Covid-19 et famotidine, une nouvelle piste ?

La famotidine est un antagoniste des récepteurs à histamine de type 2 (anti-H2) d’utilisation courante en gastro-entérologie. Elle est indiquée dans le traitement de la maladie ulcéreuse, de certaines dyspepsies ou encore des œsophagites. De fait, les anti-H2 inhibent la pompe à protons qui est stimulée par l’histamine, l’action physiologique de la gastrine passant au demeurant par l’intermédiaire de cette dernière. Il en résulte une diminution de la sécrétion d’ions H+ et une élévation du pH gastrique. Il s’avère par ailleurs que la famotidine est capable d’inhiber in vitro la réplication du VIH sans doute en interférant avec l’action de certaines protéases telles la 3-chymotrypsin-like protease (3CLpro) qui joue un rôle essentiel sur ce point. De là à extrapoler au SARS-CoV-2, il n’y avait qu’un pas, désormais franchi avec un article récemment publié dans Gastroenterology.

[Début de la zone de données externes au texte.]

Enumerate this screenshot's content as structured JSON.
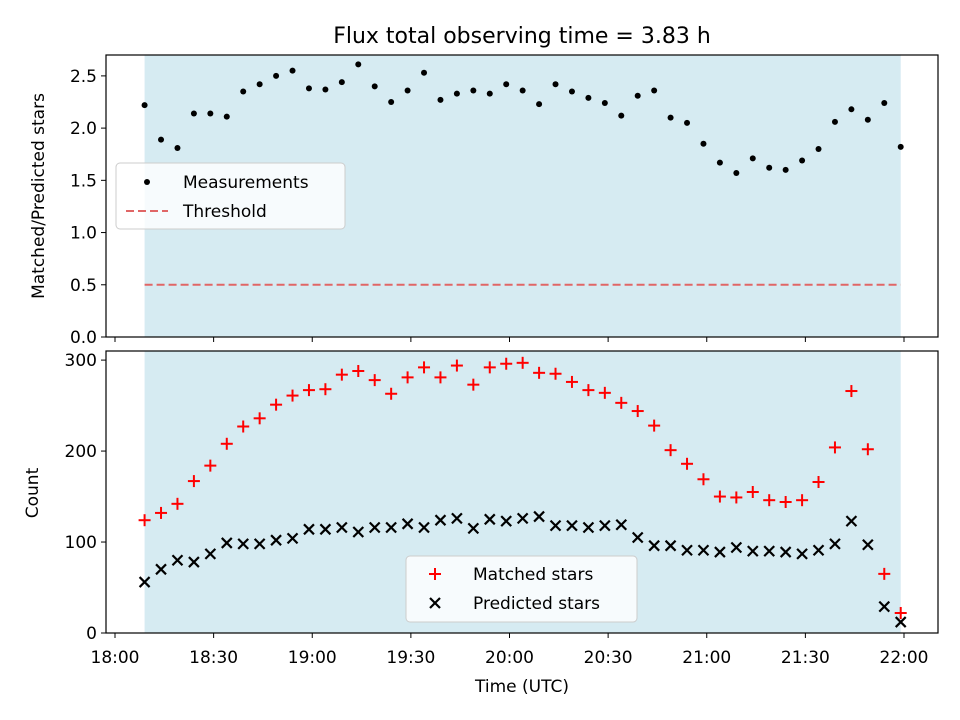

L’étude  de cohorte rétrospective étatsunienne dont il y est question n’avait pour autre ambition que de tester une hypothèse. Elle a porté sur les patients admis en milieu hospitalier avec le diagnostic de Covid-19 biologiquement confirmé entre le 25 février et le 13 mai 2020. L’exposition à la famotidine a été définie par le recours à ce médicament au moins dans les 24 heures qui ont suivi l’admission, quels que soient la dose reçue, le mode d’administration ou la durée du traitement. Le critère de jugement primaire combine décès ou intubation endotrachéale survenus entre le 2ème et le 30ème jour de l’hospitalisation. Les patients exposés (E) et non exposés (NE) ont été appariés selon la méthode des scores de propension.

Mortalité divisée par deux dans le groupe exposé

Sur les 1 620 patients éligibles, seuls 83 (5,1 %) ont été exposés (E) à la famotidine pour une durée médiane de 5,8 jours, la dose médiane étant de 136 mg et la voie d’administration parentérale dans 28 % des cas. La plupart du temps, ce traitement avait été prescrit avant l’hospitalisation pour une pathologie gastrique mal documentée et poursuivi au cours de celle-ci. Même avant l’appariement, les deux groupes E et NE différaient peu.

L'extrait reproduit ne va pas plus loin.